FILM REVIEW: Tinker Tailor Soldier Spy

The new adaption of the famous spy novel comes to the big screen but is it Bourne or Miss Marple?

Tinker Tailor Soldier Spy

Cast: Gary Oldman, Colin Firth, Tom Hardy, John Hurt, Toby Jones, Mark Strong, Benedict Cumberbatch, Ciarán Hinds

Director: Tomas Alfredson

Screenplay: Bridget O’Connor, Peter Straughan

 

Based on the 1974 book by John le Carre, this is the film adaptation of the first book in a 3 part series. Having been adapted twice before. Once as a highly successful BBC series with a career defining performance by Sir Alex Guinness and once as a BBC Radio 4 dramatisation. So how does this new cinematic version stand up?

Set in England during the height of the cold war, the film starts off with a agent of the Secret Intelligence Service (SIS) being shot down while trying to uncover information on a Russian mole in the Circus, the highest section of the SIS. The far reaching consequences of this forces Control, the head of SIS to resign along with his right hand man George Smiley (Gary Oldman). This is where the story starts to develop as Smiley is brought back to uncover who this mole is and also to establish Smiley’s Russian counterpart Karla. Through out the story Smiley uncovers various clues as to the identity of the mole which leads to the climax of the film.

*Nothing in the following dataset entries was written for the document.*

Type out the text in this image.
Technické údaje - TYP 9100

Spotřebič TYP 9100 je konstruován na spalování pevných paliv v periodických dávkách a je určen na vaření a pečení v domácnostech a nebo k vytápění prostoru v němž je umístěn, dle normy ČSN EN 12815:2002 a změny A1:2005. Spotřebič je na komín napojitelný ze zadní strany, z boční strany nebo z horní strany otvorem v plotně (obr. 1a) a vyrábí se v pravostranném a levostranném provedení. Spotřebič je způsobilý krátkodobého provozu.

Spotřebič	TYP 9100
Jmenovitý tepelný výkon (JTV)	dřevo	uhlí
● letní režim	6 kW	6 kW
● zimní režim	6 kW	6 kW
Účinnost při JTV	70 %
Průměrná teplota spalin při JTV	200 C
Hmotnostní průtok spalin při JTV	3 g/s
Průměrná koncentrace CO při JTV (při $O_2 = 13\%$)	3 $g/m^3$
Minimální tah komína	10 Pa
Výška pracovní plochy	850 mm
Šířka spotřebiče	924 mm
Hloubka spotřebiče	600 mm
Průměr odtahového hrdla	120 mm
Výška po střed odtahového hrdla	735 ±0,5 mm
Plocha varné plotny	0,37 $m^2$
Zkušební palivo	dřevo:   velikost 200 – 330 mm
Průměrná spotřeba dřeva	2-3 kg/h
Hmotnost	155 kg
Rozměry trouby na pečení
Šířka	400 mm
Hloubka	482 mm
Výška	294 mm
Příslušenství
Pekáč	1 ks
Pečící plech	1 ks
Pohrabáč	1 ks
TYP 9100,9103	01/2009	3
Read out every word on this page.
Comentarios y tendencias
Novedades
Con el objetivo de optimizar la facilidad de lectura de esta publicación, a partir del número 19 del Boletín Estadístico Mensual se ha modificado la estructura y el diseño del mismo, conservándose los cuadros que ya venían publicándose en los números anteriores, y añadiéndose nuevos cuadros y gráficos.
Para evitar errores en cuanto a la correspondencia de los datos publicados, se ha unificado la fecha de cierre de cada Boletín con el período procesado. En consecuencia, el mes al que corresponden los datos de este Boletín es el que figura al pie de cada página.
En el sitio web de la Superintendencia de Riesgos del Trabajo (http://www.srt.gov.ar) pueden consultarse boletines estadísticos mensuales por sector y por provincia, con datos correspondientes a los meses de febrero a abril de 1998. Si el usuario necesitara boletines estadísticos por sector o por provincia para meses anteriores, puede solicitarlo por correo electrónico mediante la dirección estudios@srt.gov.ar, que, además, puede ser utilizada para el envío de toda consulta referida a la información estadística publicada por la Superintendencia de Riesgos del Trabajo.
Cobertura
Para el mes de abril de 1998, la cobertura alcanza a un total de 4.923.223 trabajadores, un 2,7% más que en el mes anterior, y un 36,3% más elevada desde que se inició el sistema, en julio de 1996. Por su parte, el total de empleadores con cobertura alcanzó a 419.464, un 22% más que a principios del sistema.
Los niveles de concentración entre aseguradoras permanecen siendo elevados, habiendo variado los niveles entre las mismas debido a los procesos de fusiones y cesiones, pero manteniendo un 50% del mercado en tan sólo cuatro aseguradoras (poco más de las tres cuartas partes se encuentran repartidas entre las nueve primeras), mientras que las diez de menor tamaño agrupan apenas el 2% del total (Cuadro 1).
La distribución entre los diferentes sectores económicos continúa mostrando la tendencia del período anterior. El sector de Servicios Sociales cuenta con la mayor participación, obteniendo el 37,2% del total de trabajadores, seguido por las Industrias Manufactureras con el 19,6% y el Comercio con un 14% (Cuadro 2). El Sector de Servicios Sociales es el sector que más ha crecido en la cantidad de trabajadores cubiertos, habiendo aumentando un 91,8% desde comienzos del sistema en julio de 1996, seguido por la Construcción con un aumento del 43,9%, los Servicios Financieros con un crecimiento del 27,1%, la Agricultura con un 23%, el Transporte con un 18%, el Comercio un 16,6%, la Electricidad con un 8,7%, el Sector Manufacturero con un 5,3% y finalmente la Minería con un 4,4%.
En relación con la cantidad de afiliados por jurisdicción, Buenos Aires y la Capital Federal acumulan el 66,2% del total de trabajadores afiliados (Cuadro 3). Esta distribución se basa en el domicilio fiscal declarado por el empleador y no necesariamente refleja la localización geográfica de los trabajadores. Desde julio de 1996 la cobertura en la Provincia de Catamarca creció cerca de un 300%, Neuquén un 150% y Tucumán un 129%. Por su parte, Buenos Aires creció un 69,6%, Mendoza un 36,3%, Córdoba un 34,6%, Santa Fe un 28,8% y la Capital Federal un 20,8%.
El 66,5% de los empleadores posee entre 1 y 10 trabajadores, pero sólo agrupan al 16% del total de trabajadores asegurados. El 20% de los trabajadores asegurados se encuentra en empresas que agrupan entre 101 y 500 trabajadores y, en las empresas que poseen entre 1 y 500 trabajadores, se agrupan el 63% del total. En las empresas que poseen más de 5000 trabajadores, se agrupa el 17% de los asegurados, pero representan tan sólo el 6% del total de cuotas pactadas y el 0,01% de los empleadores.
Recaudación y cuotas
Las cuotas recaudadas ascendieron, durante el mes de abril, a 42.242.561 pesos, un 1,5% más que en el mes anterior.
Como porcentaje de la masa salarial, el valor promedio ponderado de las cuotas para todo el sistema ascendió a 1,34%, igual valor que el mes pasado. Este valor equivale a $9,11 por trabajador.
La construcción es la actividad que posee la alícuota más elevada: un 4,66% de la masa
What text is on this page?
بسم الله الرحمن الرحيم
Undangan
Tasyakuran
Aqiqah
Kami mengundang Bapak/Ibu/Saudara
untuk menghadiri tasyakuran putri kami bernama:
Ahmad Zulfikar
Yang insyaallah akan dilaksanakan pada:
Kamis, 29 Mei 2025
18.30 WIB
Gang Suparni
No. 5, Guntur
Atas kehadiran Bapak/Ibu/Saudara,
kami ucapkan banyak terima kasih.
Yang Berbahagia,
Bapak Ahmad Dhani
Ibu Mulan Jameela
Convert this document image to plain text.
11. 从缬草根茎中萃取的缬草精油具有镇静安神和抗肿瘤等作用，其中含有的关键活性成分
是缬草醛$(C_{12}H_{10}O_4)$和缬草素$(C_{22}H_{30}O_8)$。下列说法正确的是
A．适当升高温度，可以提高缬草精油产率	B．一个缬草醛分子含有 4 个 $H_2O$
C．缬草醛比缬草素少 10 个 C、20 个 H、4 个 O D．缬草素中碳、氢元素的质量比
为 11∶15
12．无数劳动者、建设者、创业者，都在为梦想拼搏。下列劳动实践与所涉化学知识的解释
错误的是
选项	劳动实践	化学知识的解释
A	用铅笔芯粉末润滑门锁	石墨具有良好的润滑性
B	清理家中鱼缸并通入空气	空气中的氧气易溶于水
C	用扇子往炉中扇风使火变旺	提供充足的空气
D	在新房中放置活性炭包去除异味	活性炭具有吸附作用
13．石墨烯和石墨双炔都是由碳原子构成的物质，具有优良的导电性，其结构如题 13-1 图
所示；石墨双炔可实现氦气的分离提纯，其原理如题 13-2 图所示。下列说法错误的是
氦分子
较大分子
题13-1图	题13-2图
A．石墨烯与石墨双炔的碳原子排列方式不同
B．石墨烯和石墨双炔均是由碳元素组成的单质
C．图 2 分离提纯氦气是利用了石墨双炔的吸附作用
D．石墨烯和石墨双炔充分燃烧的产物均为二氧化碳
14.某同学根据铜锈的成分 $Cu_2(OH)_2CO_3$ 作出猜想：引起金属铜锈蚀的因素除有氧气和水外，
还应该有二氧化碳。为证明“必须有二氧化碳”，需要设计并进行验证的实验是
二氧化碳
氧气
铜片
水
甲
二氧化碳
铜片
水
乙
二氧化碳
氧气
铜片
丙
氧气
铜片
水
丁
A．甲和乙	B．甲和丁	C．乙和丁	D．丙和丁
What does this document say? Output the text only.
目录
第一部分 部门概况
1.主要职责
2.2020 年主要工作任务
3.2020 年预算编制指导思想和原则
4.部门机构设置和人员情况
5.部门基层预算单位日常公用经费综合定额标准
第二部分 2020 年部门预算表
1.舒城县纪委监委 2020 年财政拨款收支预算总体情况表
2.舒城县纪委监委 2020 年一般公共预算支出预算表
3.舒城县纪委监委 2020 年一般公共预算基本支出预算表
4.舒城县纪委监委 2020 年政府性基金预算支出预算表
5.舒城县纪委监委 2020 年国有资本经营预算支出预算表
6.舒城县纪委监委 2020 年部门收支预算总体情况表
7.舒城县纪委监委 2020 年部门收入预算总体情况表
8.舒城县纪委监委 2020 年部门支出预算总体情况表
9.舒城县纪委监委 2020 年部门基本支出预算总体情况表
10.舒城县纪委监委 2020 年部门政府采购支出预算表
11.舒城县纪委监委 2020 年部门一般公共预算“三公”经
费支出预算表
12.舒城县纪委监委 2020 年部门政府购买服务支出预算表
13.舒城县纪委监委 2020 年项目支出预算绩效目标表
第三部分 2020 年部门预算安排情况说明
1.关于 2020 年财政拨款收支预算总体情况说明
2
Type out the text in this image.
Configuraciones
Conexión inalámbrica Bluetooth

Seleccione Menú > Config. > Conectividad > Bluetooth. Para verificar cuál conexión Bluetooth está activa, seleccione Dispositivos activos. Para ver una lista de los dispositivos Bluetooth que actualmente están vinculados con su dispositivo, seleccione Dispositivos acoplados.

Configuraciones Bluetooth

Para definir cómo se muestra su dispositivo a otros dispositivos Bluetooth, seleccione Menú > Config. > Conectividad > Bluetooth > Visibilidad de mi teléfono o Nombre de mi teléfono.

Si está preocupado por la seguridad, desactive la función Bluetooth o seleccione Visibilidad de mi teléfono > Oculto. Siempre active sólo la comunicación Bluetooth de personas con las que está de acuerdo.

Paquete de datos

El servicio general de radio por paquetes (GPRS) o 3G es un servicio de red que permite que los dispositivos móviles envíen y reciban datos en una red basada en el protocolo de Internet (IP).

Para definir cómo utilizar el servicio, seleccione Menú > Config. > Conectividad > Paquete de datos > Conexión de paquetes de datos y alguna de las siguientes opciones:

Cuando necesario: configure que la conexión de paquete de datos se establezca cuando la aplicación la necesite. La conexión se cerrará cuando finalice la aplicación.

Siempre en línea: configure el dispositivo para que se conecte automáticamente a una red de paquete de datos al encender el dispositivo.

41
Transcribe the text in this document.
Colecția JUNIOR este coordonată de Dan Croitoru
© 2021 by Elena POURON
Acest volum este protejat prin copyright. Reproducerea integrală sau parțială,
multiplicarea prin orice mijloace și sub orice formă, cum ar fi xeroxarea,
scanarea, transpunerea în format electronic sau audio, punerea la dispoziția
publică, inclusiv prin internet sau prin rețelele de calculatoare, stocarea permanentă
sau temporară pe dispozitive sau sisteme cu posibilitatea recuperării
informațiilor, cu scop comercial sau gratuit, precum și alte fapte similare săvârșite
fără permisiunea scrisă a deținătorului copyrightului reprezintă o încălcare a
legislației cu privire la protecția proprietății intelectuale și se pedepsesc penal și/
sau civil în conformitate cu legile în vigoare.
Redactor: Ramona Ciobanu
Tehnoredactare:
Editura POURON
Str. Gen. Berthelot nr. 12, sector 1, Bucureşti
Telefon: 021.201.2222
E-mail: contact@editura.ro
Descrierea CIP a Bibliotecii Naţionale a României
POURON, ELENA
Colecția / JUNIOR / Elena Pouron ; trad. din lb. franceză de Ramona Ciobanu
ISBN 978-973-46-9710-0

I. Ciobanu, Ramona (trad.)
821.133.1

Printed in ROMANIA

The first thing you notice about this film is the cast list which is just a pleasure to watch on the screen. Taking the lead here is Gary Oldman as Smiley in a powerful taciturn performance that is so subtle it quietly takes over the whole movie. There is a lot of talk about Oldman being nominated for the Oscar and I can see why. He seems to have completely immersed himself in this character in a way that could be his best performance to date.

John Hurt delivers enough gravitas for his performance as Control to believe this man has been doing this his whole life and trusts no-one. Filling out the rest of the cast are Colin Firth and Toby Jones as part of the Circus with fine performances from both and also Tom Hardy as a field agent. Working with Smiley in his team are Benedict Cumberbatch and Roger Lloyd Pack. Cumberbatch does well to play a low key yet determined officer as the SIS. Filling out the cast is also a lovely performance by the ever excellent Mark Strong.

The 70’s setting is brought to life by the methodical direction of Swedish director Tomas Alfredson. While I recognise what he is trying to do with this film at times the pacing seems to be just a bit too slow as if it was trying to fill out scenes with quiet thoughtful moments. For fans of a slight faster pace of film you should be warned that this is a slow building film that never hits a crescendo but rather reaches a finale that makes a gentle sigh with a feeling of completion. I also feel that for people who have never read the book, we are left to try and understand certain scenes that have no explanation like Smiley and his morning swim in a London lake. Is this when he does his thinking, who knows but I would like to have seen something more here.

The film is also given atmosphere by the restrained music of Alberto Iglesias who previously worked on The Constant Gardner and also the Kite Runner. Here he uses the music to slowly draw you in to each scene but never allowing the music to take over the visuals.

So who is this film for, well not fans of Bourne but rather it is aimed at fans of good casting and good dialogue even though Oldman probably says about 100 words in the entire film. I think you would need to have read the book first or you might be a little lost at some places. This really is a fine film but I find that at times I was waiting a bit too long for someone to move or talk and also the climax was not all that climatic. It also seemed like it was trying to be like a BBC 70’s mini series a bit too hard. I think less time waiting for people to talk and more time expanding the plot would have worked for me.

However a fine performance by a superb cast that I am sure will be listed in the various award ceremonies coming our way.